Emily Gravett is a Kate Greenaway Medal-winning author and illustrator working primarily in children’s illustrated fiction. She was  was born in Brighton and returned to the city in 2001 to begin an illustration degree as a mature student. 

For the Brighton College of Art’s 150th anniversary in 2009, Emily Gravett wrote:

Two page book spread with Emily Gravett drawings of mouse laid out like Polaroid snapshots.

Emily Gravett, page spread from Little Mouse

“In the last months of my illustration degree at the University of Brighton, I entered, and was lucky enough to win, a competition run by my current publishers Macmillan. This resulted in a publishing deal and a huge amount of happiness for me!

Since then I have written and illustrated a number of picture books, several of which have been short-listed, and even won, children’s literature awards.

My work is a mixture of hand-drawn and digitally-altered ephemera. I try not to be too prescriptive about the way I work, because each book needs to be treated individually. For me the beauty of picture books is that they have to work on so many different levels, with text and illustration often playing different roles, and an audience that can range in age from age 0 – 100! It’s a fantastically challenging medium, and one that I love.

Although I studied illustration at Brighton from 2001-2004, I have a much longer association with the college. My father worked at the (then) Polytechnic between 1970 and 1989, so some of my earliest memories are of visiting my dad at work and being allowed to hose down screens in the print room, or agitate etching plates with a feather.

An Emily Gravett drawing of a frong holding up a trompe l'oeuil book of Spells.

Emily Gravett, Spells

As a young teenager I loved the degree shows (mainly I think, because the students would sell me wine in a plastic cup!).
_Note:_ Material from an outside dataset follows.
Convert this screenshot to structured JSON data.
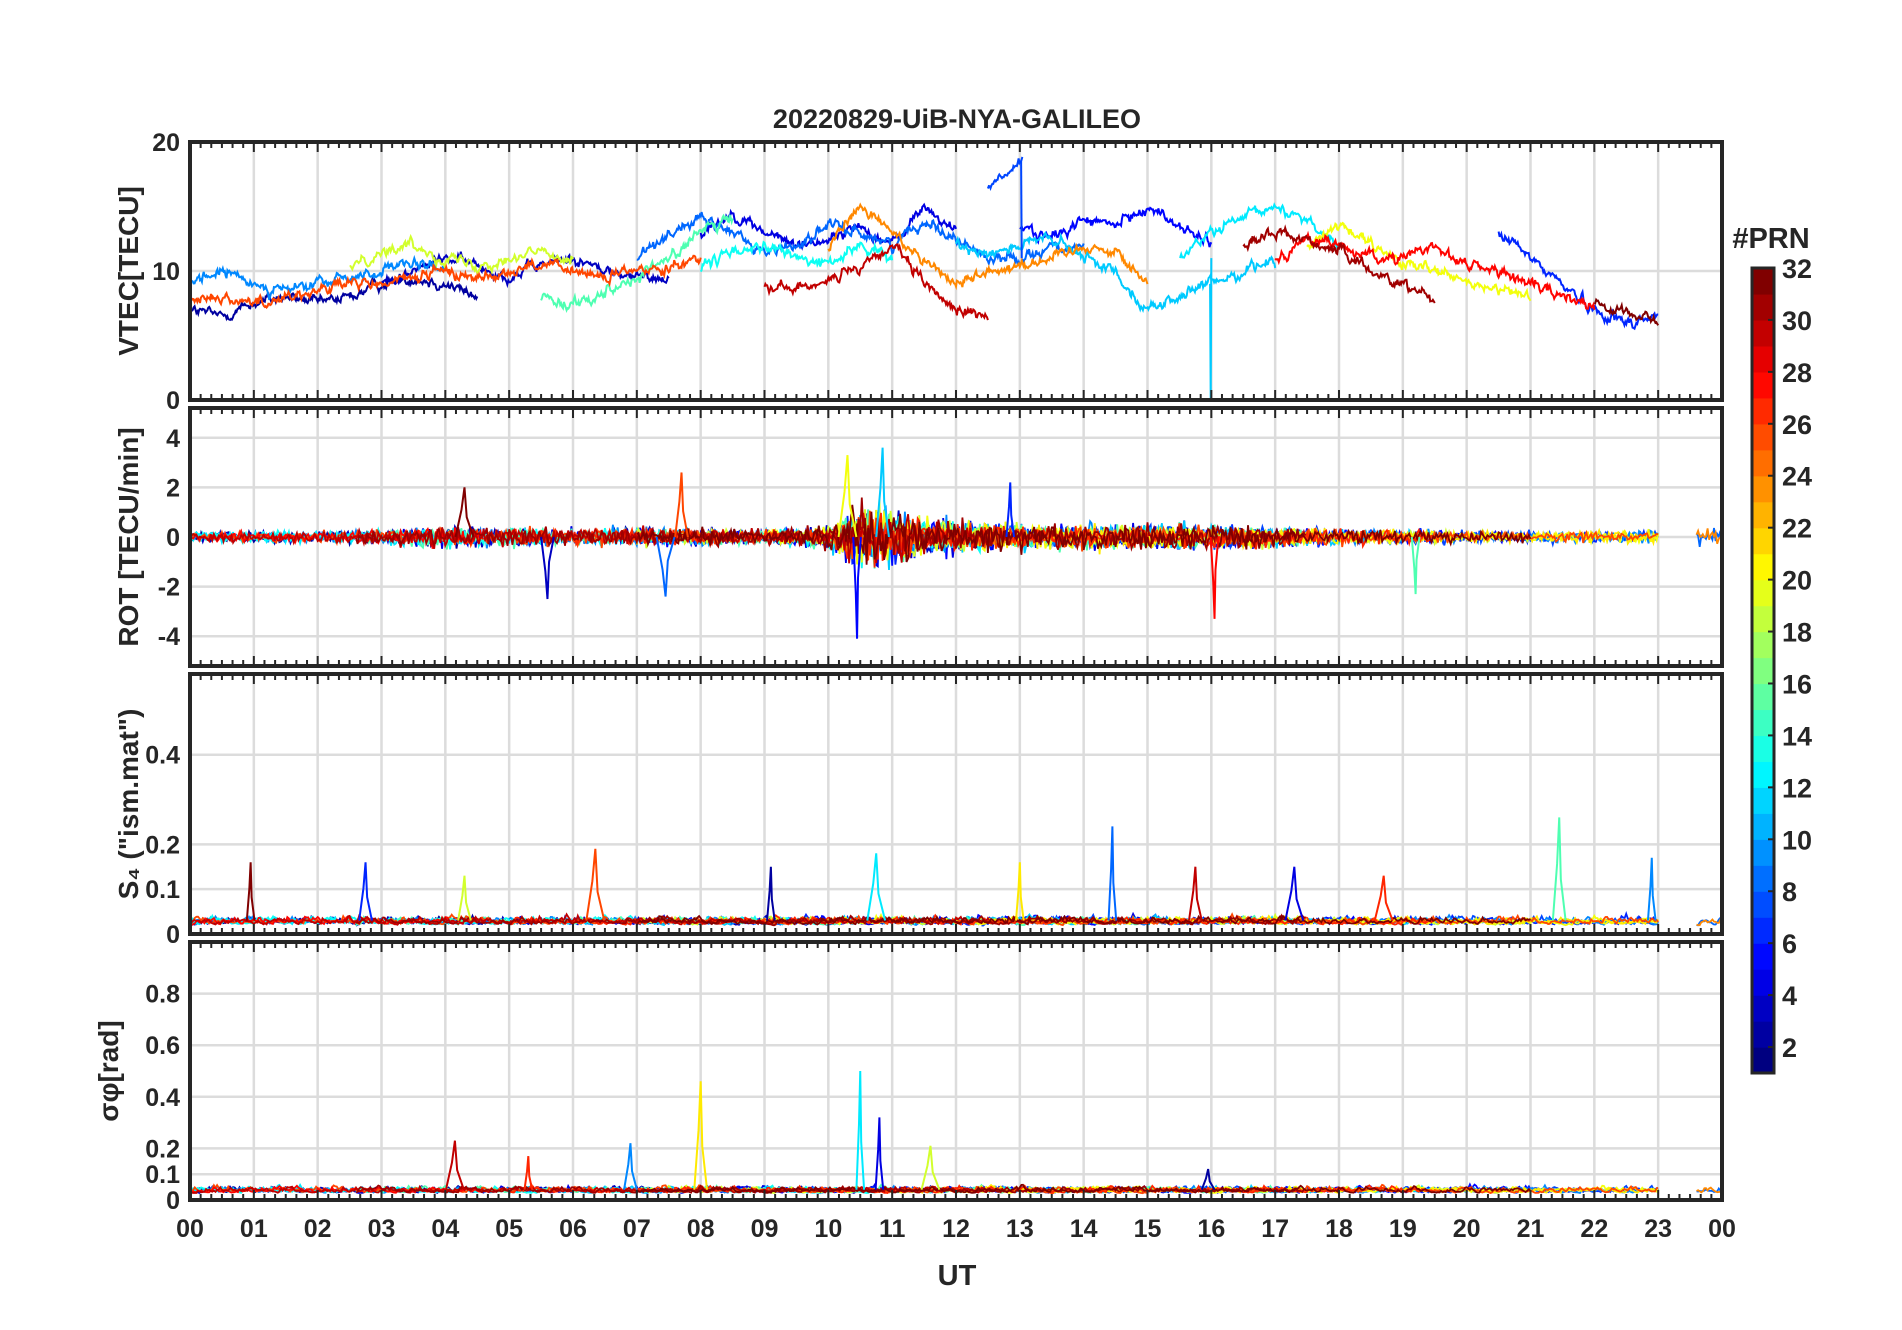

I liked everything about the college, from the inky smell to the squeaky corridors, but as I got older teenage rebellion kicked in and I dropped out of education (and society) to become a traveller and live in a bus. 

It wasn’t until I was in my late twenties and had a small child that I was ready to think about returning to education. Brighton seemed the logical place to go. It was familiar, close to family and friends, and had a great reputation.

I can’t pretend it was an easy three years for me. I didn’t see eye-to-eye with most of the other students or, occasionally, with the tutors. (My lowest point was crying in front of the whole class in a first year crit.) But it taught me when to listen, and when to have the confidence not to listen.

I found a work ethic I never knew I possessed, and a passion for picture books that I hope will last forever.